Wednesday, July 28, 2010

made

Made - 406 words
Kevin Foster

He was predisposed to fall in love, quickly and violently, and he despised this about himself. He had always felt a deep and shameful connection with the British Romantics; their words blitzed his mind and any that he was unable to evade sank deep into his brain, became a part of his being. Sarah was her name, he thought he remembered a friend telling him, though his concentration was held effortlessly by her movements in the kitchen at the party, laughing and pouring drinks. They met again on the porch; she was idly smoking a cigarette and he immediately and mindlessly reached in his right front pocket for his own. He hated cigarettes, but there he was, chain smoking and not minding the buzzing in his head, the pulse in his eyes, the dizziness. He guessed he would be feeling these things anyway.

As it is wont to do late in the evening, especially at these sorts of parties, faux high-brow affairs, conversation lulled occasionally as the students milling on the porch stopped to admire themselves – these quiet moments were the most divine, the way she pursed her lips, stylishly and possibly uncomfortably, presumably for the benefit of the friends and would-be suitors who might glance in her direction.

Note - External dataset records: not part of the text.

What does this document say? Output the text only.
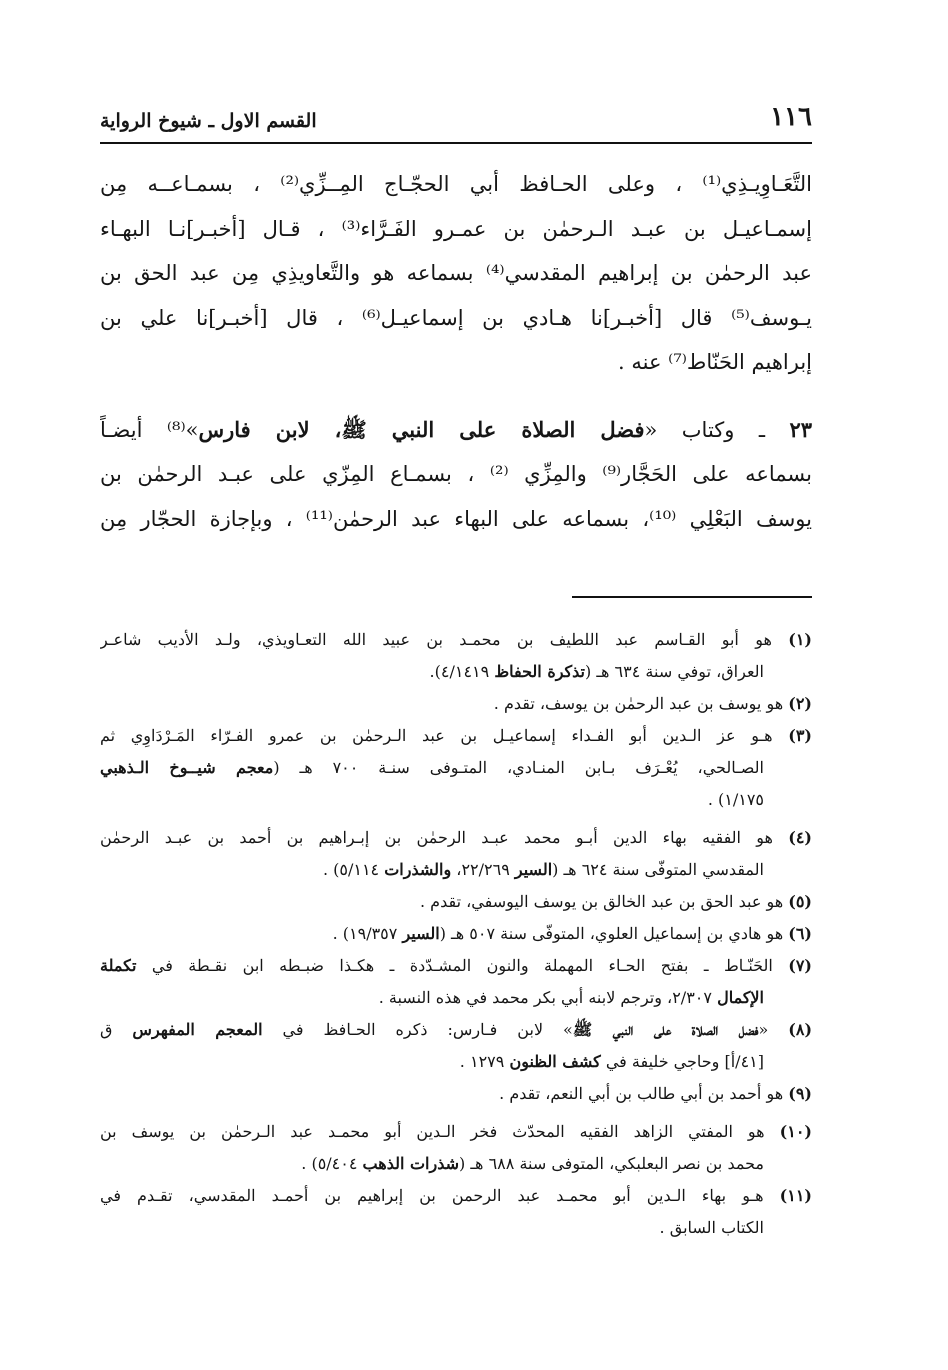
١١٦
القسم الاول ـ شيوخ الرواية
التَّعَـاوِيـذِي⁽¹⁾ ، وعلى الحـافظ أبي الحجّـاج المِــزِّي⁽²⁾ ، بسمـاعــه مِن
إسمـاعيـل بن عبـد الـرحمٰن بن عمـرو الفَـرَّاء⁽³⁾ ، قـال [أخبـر]نـا البهـاء
عبد الرحمٰن بن إبراهيم المقدسي⁽⁴⁾ بسماعه هو والتَّعاويذِي مِن عبد الحق بن
يـوسف⁽⁵⁾ قال [أخبـر]نا هـادي بن إسماعيـل⁽⁶⁾ ، قال [أخبـر]نا علي بن
إبراهيم الحَنّاط⁽⁷⁾ عنه .
٢٣ ـ وكتاب «فضل الصلاة على النبي ﷺ، لابن فارس»⁽⁸⁾ أيضـاً
بسماعه على الحَجَّار⁽⁹⁾ والمِزِّي ⁽²⁾ ، بسمـاع المِزّي على عبـد الرحمٰن بن
يوسف البَعْلِي ⁽¹⁰⁾، بسماعه على البهاء عبد الرحمٰن⁽¹¹⁾ ، وبإجازة الحجّار مِن
(١) هو أبو القـاسم عبد اللطيف بن محمـد بن عبيد الله التعـاويذي، ولـد الأديب شاعـر
العراق، توفي سنة ٦٣٤ هـ (تذكرة الحفاظ ٤/١٤١٩).
(٢) هو يوسف بن عبد الرحمٰن بن يوسف، تقدم .
(٣) هـو عز الـدين أبو الفـداء إسماعيـل بن عبد الـرحمٰن بن عمرو الفـرّاء المَـرْدَاوِي ثم
الصـالحي، يُعْـرَف بـابن المنـادي، المتـوفى سنـة ٧٠٠ هـ (معجم شيــوخ الـذهبي
١/١٧٥) .
(٤) هو الفقيه بهاء الدين أبـو محمد عبـد الرحمٰن بن إبـراهيم بن أحمد بن عبـد الرحمٰن
المقدسي المتوفّى سنة ٦٢٤ هـ (السير ٢٢/٢٦٩، والشذرات ٥/١١٤) .
(٥) هو عبد الحق بن عبد الخالق بن يوسف اليوسفي، تقدم .
(٦) هو هادي بن إسماعيل العلوي، المتوفّى سنة ٥٠٧ هـ (السير ١٩/٣٥٧) .
(٧) الحَنّـاط ـ بفتح الحـاء المهملة والنون المشـدّدة ـ هكـذا ضبـطه ابن نقـطة في تكملة
الإكمال ٢/٣٠٧، وترجم لابنه أبي بكر محمد في هذه النسبة .
(٨) «فضل الصلاة على النبي ﷺ» لابن فـارس: ذكره الحـافظ في المعجم المفهرس ق
[٤١/أ] وحاجي خليفة في كشف الظنون ١٢٧٩ .
(٩) هو أحمد بن أبي طالب بن أبي النعم، تقدم .
(١٠) هو المفتي الزاهد الفقيه المحدّث فخر الـدين أبو محمـد عبد الـرحمٰن بن يوسف بن
محمد بن نصر البعلبكي، المتوفى سنة ٦٨٨ هـ (شذرات الذهب ٥/٤٠٤) .
(١١) هـو بهاء الـدين أبو محمـد عبد الرحمن بن إبراهيم بن أحمـد المقدسي، تقـدم في
الكتاب السابق .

What other reason is there? Headlights from a car on the road that bowed in front of the house washed the porch in light for a fleeting moment; he noticed the way the light seemed to burst from her dress in refracted beams, though it was so brilliant that no individual ray could be isolated by the eye, giving her a golden aura not unlike that of a cheesy Hollywood depiction of a person deeply irradiated. She did not blink her eyes at the sudden light, but stared out at the car dully, willing it to speed off around the corner; he took this as a sign of her courage, her steady hand. Would he jump into traffic to save her? Yes, he decided, he probably would.

Taking a drag of a cigarette, feeling both very sated and very starved, he left the porch, leaving her to brood coolly and sliding back into the lightly pulsing living room. Because he loved her and others before her so intensely, often before catching a name or hearing a voice, he had learned to distrust his swelling chest and his mind’s elation. This, of course, made the feelings even stronger.